The panel's report, which is being criticized by many as "eyewash", said it found no evidence against the entities it was investigating - Mr Meiyappan and Rajasthan Royals team co-owner Raj Kundra. Sources say the report also cleared the Chennai Super Kings owned by Mr Srinivasan's India Cements.

Mr Meiyappan was cleared by the probe panel, comprising two former High Court judges, reportedly after the Mumbai Police refused to depose before the IPL probe panel without court orders. The probe report, say sources, regretted the lack of cooperation from the Mumbai Police.

But the Mumbai police have hit back, accusing the probe panel and the BCCI, or Board for Control of Cricket in India, of sitting on their query. NDTV has copies of letters between the BCCI and the police.

Joint Commissioner of Police (Crime), Himanshu Roy, said: "We had written to the BCCI over a month ago, pointing out that only the court can ask us to depose and asking under what provision we could depose before the panel. But the BCCI never responded."

Amid questions about the "clean chit", the BCCI has said it will reopen the case if the police have proof.

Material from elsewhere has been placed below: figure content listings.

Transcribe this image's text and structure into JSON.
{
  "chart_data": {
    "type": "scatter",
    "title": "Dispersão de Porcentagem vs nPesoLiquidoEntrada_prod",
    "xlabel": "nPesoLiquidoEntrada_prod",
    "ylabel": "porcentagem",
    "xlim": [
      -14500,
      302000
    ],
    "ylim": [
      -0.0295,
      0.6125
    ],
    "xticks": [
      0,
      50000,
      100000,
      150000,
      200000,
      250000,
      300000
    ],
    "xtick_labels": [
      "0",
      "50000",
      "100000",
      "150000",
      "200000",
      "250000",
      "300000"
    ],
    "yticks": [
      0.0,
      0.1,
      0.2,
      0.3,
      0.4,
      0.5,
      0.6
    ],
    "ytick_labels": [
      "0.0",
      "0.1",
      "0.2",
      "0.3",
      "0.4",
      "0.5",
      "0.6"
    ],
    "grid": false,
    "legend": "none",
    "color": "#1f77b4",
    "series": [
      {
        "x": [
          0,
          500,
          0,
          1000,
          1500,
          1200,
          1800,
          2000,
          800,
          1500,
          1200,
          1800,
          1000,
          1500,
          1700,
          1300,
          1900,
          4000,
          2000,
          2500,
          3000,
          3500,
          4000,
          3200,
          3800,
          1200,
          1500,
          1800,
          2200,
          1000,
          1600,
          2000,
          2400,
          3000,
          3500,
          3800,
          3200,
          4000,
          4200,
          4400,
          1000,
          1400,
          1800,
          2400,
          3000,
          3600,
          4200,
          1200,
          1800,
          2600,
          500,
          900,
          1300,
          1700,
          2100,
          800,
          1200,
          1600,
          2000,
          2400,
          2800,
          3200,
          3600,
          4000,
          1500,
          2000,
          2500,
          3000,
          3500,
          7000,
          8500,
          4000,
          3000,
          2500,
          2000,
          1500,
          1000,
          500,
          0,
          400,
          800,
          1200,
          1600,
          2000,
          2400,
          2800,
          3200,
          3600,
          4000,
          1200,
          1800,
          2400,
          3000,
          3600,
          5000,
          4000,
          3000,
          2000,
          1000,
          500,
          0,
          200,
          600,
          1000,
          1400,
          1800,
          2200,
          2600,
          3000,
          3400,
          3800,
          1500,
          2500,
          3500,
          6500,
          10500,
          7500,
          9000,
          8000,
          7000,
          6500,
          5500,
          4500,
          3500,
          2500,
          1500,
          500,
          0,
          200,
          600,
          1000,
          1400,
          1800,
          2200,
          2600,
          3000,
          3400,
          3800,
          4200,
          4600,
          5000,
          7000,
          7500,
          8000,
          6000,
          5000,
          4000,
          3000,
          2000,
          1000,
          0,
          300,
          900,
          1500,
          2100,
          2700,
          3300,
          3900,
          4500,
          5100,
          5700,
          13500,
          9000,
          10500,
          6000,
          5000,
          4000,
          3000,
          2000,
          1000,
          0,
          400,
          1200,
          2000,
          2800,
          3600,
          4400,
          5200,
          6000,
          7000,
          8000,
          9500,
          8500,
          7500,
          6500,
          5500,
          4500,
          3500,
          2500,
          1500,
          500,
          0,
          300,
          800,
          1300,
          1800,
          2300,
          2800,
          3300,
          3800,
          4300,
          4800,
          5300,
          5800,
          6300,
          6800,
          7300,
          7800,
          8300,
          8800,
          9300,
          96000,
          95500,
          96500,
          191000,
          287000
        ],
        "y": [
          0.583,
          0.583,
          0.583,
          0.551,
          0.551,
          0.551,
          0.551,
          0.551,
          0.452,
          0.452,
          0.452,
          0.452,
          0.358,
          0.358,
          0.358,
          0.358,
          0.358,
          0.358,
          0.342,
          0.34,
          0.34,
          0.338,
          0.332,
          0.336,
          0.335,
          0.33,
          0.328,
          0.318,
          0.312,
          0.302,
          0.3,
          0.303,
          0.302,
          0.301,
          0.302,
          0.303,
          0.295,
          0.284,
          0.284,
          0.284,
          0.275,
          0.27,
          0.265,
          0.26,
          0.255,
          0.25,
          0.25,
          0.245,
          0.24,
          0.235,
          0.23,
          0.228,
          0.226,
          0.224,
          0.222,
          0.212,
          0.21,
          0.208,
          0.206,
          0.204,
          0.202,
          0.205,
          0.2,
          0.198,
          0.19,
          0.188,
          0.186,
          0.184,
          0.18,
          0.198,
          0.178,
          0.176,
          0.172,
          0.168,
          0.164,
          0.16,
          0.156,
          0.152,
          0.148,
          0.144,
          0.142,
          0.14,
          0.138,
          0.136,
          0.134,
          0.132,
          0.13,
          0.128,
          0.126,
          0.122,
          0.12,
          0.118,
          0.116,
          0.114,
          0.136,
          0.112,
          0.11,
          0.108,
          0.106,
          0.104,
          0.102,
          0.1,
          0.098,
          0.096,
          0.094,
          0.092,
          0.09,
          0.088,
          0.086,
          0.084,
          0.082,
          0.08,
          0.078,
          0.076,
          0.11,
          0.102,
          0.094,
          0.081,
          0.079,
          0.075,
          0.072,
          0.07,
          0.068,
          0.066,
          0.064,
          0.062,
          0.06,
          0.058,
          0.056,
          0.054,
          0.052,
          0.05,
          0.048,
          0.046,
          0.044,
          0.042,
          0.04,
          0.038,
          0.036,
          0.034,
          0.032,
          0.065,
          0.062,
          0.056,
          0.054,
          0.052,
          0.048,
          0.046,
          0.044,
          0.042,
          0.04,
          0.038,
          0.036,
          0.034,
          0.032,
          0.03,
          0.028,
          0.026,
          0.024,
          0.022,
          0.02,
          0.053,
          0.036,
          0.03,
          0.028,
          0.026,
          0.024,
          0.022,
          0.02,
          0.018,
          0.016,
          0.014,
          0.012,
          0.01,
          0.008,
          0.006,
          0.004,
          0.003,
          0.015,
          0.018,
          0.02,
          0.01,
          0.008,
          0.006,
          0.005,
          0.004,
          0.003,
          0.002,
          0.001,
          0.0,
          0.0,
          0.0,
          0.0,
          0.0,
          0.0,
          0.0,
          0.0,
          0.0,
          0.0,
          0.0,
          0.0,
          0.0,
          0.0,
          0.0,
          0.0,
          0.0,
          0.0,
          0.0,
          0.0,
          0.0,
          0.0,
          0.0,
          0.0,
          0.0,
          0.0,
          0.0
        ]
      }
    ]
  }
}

BCCI vice president Niranjan Shah told NDTV that if the police investigation finds Mr Meiyappan or Mr Kundra guilty, the board will act on it. Sources say the IPL governing council and the BCCI's top decision-making body, the Working Committee, will meet on Friday. Mr Srinivasan is likely to attend the meeting.

According to sources, Mr Srinivasan is banking on the probe report to enable his return to a post he had desperately clung to until being forced to "step aside" in June.

Mr Srinivasan had said that the probe report would be final and binding. He had also denied any knowledge of his son-in-law's alleged role in betting.

Several board members sought Mr Srinivasan's resignation after his son-in-law was arrested on charges of gambling, cheating, and conspiracy in May. After initially refusing to quit, he had finally agreed to step aside at a reportedly stormy emergency meeting in June.

Mr Srinivasan's mentor and former BCCI chief Jagmohan Dalmiya was appointed the interim president to manage the day-to-day affairs of the board.